21 kwietnia 2018

Trzysta czternaście

Alessia
Mało kiedy widywała Damiena zdenerwowanego – a przynajmniej nie aż tak jak w chwili, w której pojawiła się tamta kobieta. Ali zawahała się, z powątpiewaniem spoglądając na brata i dla pewności napinając mięśnie. Co jest?, zapytała, korzystając z tego, że jak zwykle siedzieli sobie w głowach, ale chłopak nawet nie drgnął, w milczeniu obserwując zmierzającą w ich stronę śmiertelniczkę.

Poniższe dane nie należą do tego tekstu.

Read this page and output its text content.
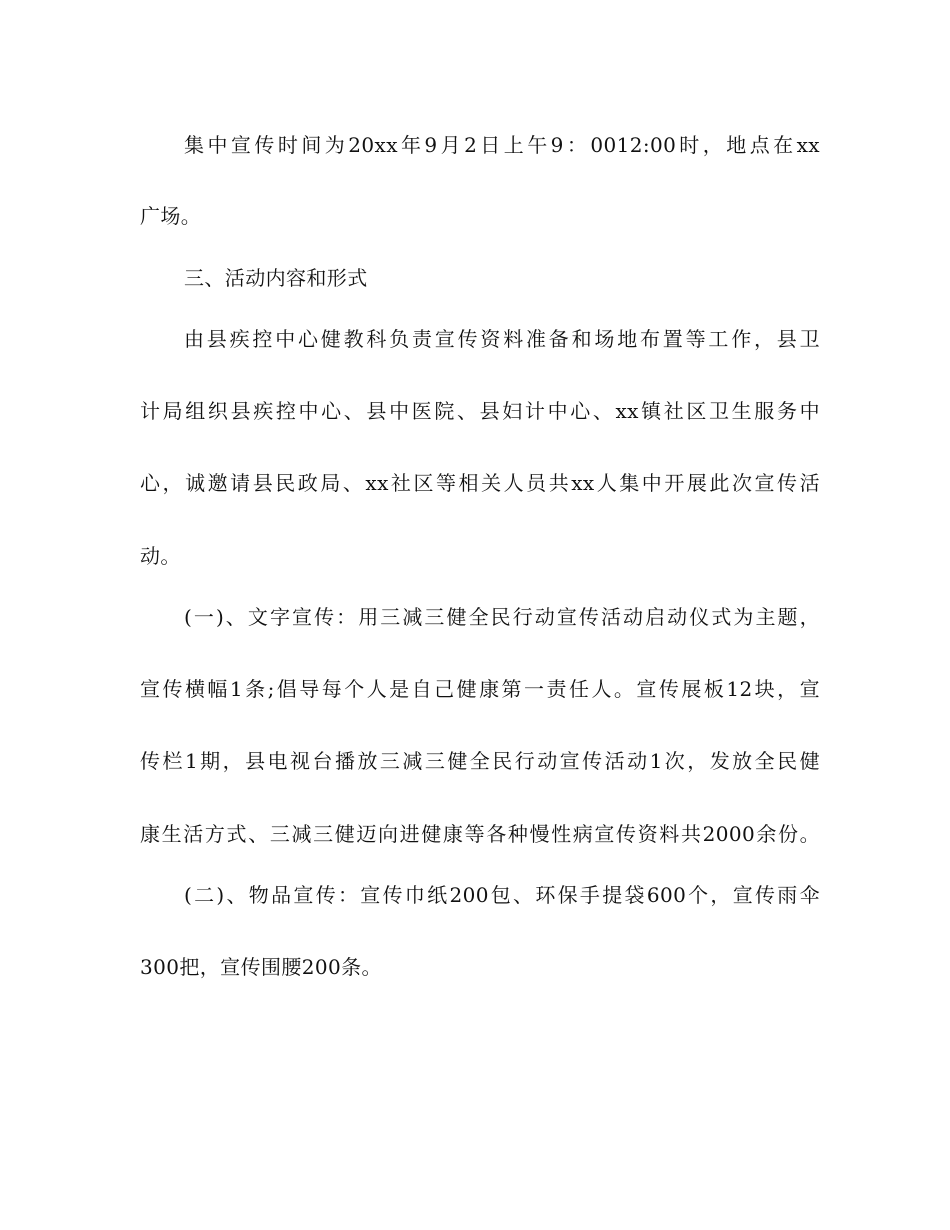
集中宣传时间为20xx年9月2日上午9：0012:00时，地点在xx
广场。
三、活动内容和形式
由县疾控中心健教科负责宣传资料准备和场地布置等工作，县卫
计局组织县疾控中心、县中医院、县妇计中心、xx镇社区卫生服务中
心，诚邀请县民政局、xx社区等相关人员共xx人集中开展此次宣传活
动。
(一)、文字宣传：用三减三健全民行动宣传活动启动仪式为主题，
宣传横幅1条;倡导每个人是自己健康第一责任人。宣传展板12块，宣
传栏1期，县电视台播放三减三健全民行动宣传活动1次，发放全民健
康生活方式、三减三健迈向进健康等各种慢性病宣传资料共2000余份。
(二)、物品宣传：宣传巾纸200包、环保手提袋600个，宣传雨伞
300把，宣传围腰200条。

– Damien! – syknęła na głos, bez trudu orientując się, że był co najmniej zszokowany.
Z jakiegoś powodu poczuła się przytłoczona, chociaż nie miała pewności, skąd brało się to uczucie. Odbierała emocje brata i to wystarczyło, żeby pojęła, że coś jest nie tak – z tym, że wciąż nie miała pojęcia w czym rzecz. Machinalnie napięła mięśnie, przybierając pozycję obronną i niemalże szykując się na to, że za moment będzie musiała rzucić się do ataku. Co prawda kobieta, która w tak bezpośredni sposób zapytała o powód ich obecności, nie sprawiała wrażenia szczególnie groźnej, ale…
Alessia zawahała się, na swój sposób wręcz sfrustrowana. Cisza nie pomagała, zresztą tak jak i poczucie, że Damien i śmiertelniczka się znali. Tyle wywnioskowała z wyrazu twarzy brata, ale to wciąż nie tłumaczyło najważniejszych kwestii.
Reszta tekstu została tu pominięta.